Der Marktmechanismus ist klar: Der Preis für Schweröl sinkt und hebelt die angestrebte klimarelevante Wirkung aus. Die Erzeugung von fossilem CO2 muss einen Preis erhalten, damit die nachhaltigen Treibstoffe preislich mithalten können in diesem Wettbewerb. Kurz: Es ist vieles machbar, aber es gibt in der ganzen Entwicklung auch die gesellschaftliche, politische und wirtschaftliche Seite. Und nochmals: Es geht ebenso um den Aufbau einer Verteilungsinfrastruktur: Die neuen Treibstoffe müssen weltweit gebunkert werden können.

Wie aufwendig ist die Anpassung der Schiffsmotoren für den Einsatz neuer synthetischer Treibstoffe?

Das hängt davon ab, welcher Treibstoff genutzt wird. Methanol ist wohl am einfachsten, weil es ähnliche Voraussetzungen wie Diesel oder LNG mit sich bringt. Anpassungen oder die Weiterentwicklung der Motoren sind aber keine exorbitanten Herausforderungen, die die Industrie nicht lösen könnte.

So kann man etwa auch davon ausgehen, dass bis 2030 das Problem des Methan Schlupfs bei LNG vom Tisch ist. Teurer und komplexer sind aber je nachdem die Tanksysteme, die zum Beispiel druckresistenter gebaut werden müssen.

Eine weitere Energiequelle ist die Wasserstoff-gespiesene Brennstoffzelle, die bereits da und dort im Testbetrieb ist. Was ist davon zu halten?

Herkömmliche Brennstoffzellen sind sehr anfällig auf Verschmutzung und erfordern 99,9 Prozent reinen Wasserstoff, sonst werden sie beschädigt. Anders die neuen Hochtemperatur-Brennstoffzellen, die den Vorteil haben, dass auch Träger wie Methanol oder Erdgas eingesetzt werden können, die in einem vorgelagerten Reformer in Wasserstoff umgewandelt werden.

Brennstoffzellen werden auch in der Schifffahrt eine zunehmend ergänzende Rolle spielen und ich gehe ebenso davon aus, dass künftig Batterien die überschüssige Energie aus Brennstoffzellen zwischenspeichern, um diese zu einem anderen Zeitpunkt nutzbar zu machen.

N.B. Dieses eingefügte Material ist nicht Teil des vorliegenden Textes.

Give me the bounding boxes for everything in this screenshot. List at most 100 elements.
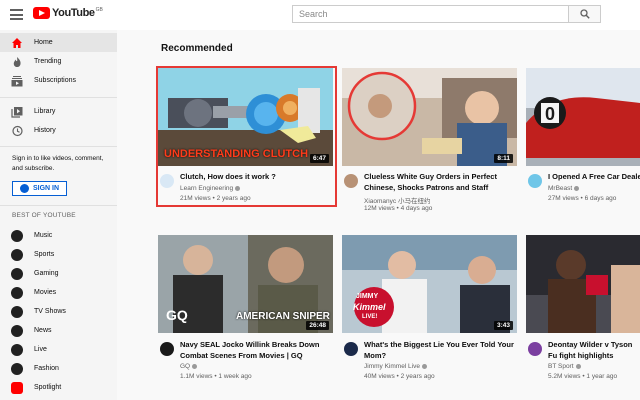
sidebar-item-spotlight[interactable]: Spotlight (0, 378, 117, 397)
verified-icon (574, 185, 580, 191)
video-info: What's the Biggest Lie You Ever Told You… (342, 340, 517, 380)
verified-icon (192, 363, 198, 369)
sidebar-item-label: Trending (34, 58, 62, 65)
account-icon (19, 184, 29, 193)
show-logo-sub: LIVE! (362, 314, 378, 320)
flame-icon (10, 55, 23, 68)
sidebar-item-news[interactable]: News (0, 321, 117, 340)
verified-icon (575, 363, 581, 369)
video-thumbnail[interactable]: 0 (526, 68, 640, 166)
section-title: Recommended (161, 43, 233, 54)
verified-icon (421, 363, 427, 369)
channel-avatar[interactable] (160, 174, 174, 188)
video-meta: 5.2M views • 1 year ago (548, 373, 618, 380)
channel-logo-overlay: GQ (166, 307, 188, 323)
video-meta: 12M views • 4 days ago (364, 205, 433, 212)
video-info: Clutch, How does it work ? Learn Enginee… (158, 172, 333, 208)
sidebar-item-label: History (34, 127, 56, 134)
channel-avatar[interactable] (344, 342, 358, 356)
video-title[interactable]: Deontay Wilder v Tyson Fu fight highligh… (548, 340, 640, 361)
menu-icon[interactable] (10, 9, 23, 20)
video-thumbnail[interactable]: GQ AMERICAN SNIPER 26:48 (158, 235, 333, 333)
video-duration: 8:11 (494, 154, 513, 163)
channel-name[interactable]: Jimmy Kimmel Live (364, 363, 427, 370)
channel-avatar[interactable] (160, 342, 174, 356)
video-duration: 26:48 (306, 321, 329, 330)
history-icon (10, 124, 23, 137)
sidebar-item-library[interactable]: Library (0, 102, 117, 121)
sidebar-item-label: Library (34, 108, 56, 115)
channel-name[interactable]: GQ (180, 363, 198, 370)
sidebar-item-tv-shows[interactable]: TV Shows (0, 302, 117, 321)
sidebar-item-fashion[interactable]: Fashion (0, 359, 117, 378)
channel-name[interactable]: Xiaomanyc 小马在纽约 (364, 195, 430, 205)
video-thumbnail[interactable]: JIMMY Kimmel LIVE! 3:43 (342, 235, 517, 333)
sidebar-item-subscriptions[interactable]: Subscriptions (0, 71, 117, 90)
news-icon (10, 324, 23, 337)
sidebar-item-label: Live (34, 346, 47, 353)
sidebar-item-music[interactable]: Music (0, 226, 117, 245)
video-meta: 27M views • 6 days ago (548, 195, 617, 202)
channel-avatar[interactable] (344, 174, 358, 188)
home-icon (10, 36, 23, 49)
video-duration: 6:47 (309, 154, 329, 163)
verified-icon (235, 185, 241, 191)
youtube-logo[interactable]: YouTube GB (33, 7, 103, 19)
sidebar-item-home[interactable]: Home (0, 33, 117, 52)
show-logo-text: JIMMY (356, 293, 379, 300)
video-title[interactable]: I Opened A Free Car Deale (548, 172, 640, 183)
gaming-icon (10, 267, 23, 280)
channel-name[interactable]: Learn Engineering (180, 185, 241, 192)
thumbnail-caption: UNDERSTANDING CLUTCH (164, 148, 309, 160)
sidebar-item-sports[interactable]: Sports (0, 245, 117, 264)
video-meta: 40M views • 2 years ago (364, 373, 435, 380)
show-logo-name: Kimmel (353, 302, 386, 312)
search-input[interactable] (292, 5, 569, 23)
video-thumbnail[interactable] (526, 235, 640, 333)
video-info: I Opened A Free Car Deale MrBeast 27M vi… (526, 172, 640, 208)
sidebar-item-label: Home (34, 39, 53, 46)
fashion-icon (10, 362, 23, 375)
video-duration: 3:43 (493, 321, 513, 330)
sidebar-item-label: TV Shows (34, 308, 66, 315)
logo-text: YouTube (52, 7, 95, 19)
sidebar-item-label: Spotlight (34, 384, 62, 391)
sidebar-item-label: Subscriptions (34, 77, 77, 84)
channel-avatar[interactable] (528, 174, 542, 188)
channel-avatar[interactable] (528, 342, 542, 356)
video-title[interactable]: Clutch, How does it work ? (180, 172, 330, 183)
sidebar-item-trending[interactable]: Trending (0, 52, 117, 71)
video-title[interactable]: Clueless White Guy Orders in Perfect Chi… (364, 172, 514, 193)
video-thumbnail[interactable]: UNDERSTANDING CLUTCH 6:47 (158, 68, 333, 166)
video-meta: 1.1M views • 1 week ago (180, 373, 252, 380)
live-icon (10, 343, 23, 356)
sidebar-item-movies[interactable]: Movies (0, 283, 117, 302)
signin-button[interactable]: SIGN IN (12, 181, 67, 196)
video-thumbnail[interactable]: 8:11 (342, 68, 517, 166)
search-icon (579, 9, 590, 19)
video-info: Clueless White Guy Orders in Perfect Chi… (342, 172, 517, 212)
sidebar-item-history[interactable]: History (0, 121, 117, 140)
sidebar-divider (0, 97, 117, 98)
sidebar-item-label: Music (34, 232, 53, 239)
sidebar-item-label: News (34, 327, 52, 334)
video-info: Navy SEAL Jocko Willink Breaks Down Comb… (158, 340, 333, 380)
library-icon (10, 105, 23, 118)
search-button[interactable] (569, 5, 601, 23)
sidebar-item-label: Gaming (34, 270, 59, 277)
sidebar-item-label: Sports (34, 251, 55, 258)
sidebar-item-gaming[interactable]: Gaming (0, 264, 117, 283)
sidebar-divider (0, 205, 117, 206)
logo-region: GB (95, 7, 103, 13)
svg-text:0: 0 (545, 104, 555, 124)
sidebar-item-live[interactable]: Live (0, 340, 117, 359)
movies-icon (10, 286, 23, 299)
tv-icon (10, 305, 23, 318)
video-meta: 21M views • 2 years ago (180, 195, 251, 202)
channel-name[interactable]: BT Sport (548, 363, 581, 370)
video-title[interactable]: Navy SEAL Jocko Willink Breaks Down Comb… (180, 340, 330, 361)
video-title[interactable]: What's the Biggest Lie You Ever Told You… (364, 340, 514, 361)
top-bar: YouTube GB (0, 0, 640, 30)
sports-icon (10, 248, 23, 261)
channel-name[interactable]: MrBeast (548, 185, 580, 192)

Aber sind Batterien, respektive Akkus, nicht schlichtweg zu voluminös und zu schwer, um eine wesentliche Rolle zu spielen?

Für ein grosses Containerschiff brauchen wir etwa 40 Gigawattstunden, um von Hongkong nach Rotterdam zu kommen. Deshalb ja: Stellt man sich das dafür benötigte Batteriepacket vor, hätte kein Container mehr Platz auf dem Schiff. Alles dreht sich um die geforderte Energiedichte, die man voraussichtlich nur in flüssiger Form etwa mit Methanol oder Ammoniak hinkriegt.

Noch das Stichwort Bio-Kraftstoff: Welchen Stellenwert hat diese Alternative?

Es ist realistischerweise nicht anzunehmen, dass mit Bio-Kraftstoffen dereinst eine klimaneutrale Schifffahrt erzielt werden kann. Es gibt dazu längst nicht genügend Rohstoffe, und ob sich dies einmal wesentlich ändert, wenn man zum Beispiel in Afrika grosse Elefantengras-Farmen aufzieht, ist höchst unwahrscheinlich.

Es gibt aber Reedereien, die bereits heute biogene Kraftstoffe als Drop-in-Treibstoff verwenden, und das ist auch richtig so. Wie eingangs erwähnt: Man muss in alle Entwicklungen investieren, die heute eine Perspektive auf dem Weg der Dekarbonisierung darstellen. Über die Jahre wird sich dann herausstellen, welche Lösungen am wirtschaftlichsten, respektive am effektivsten sind.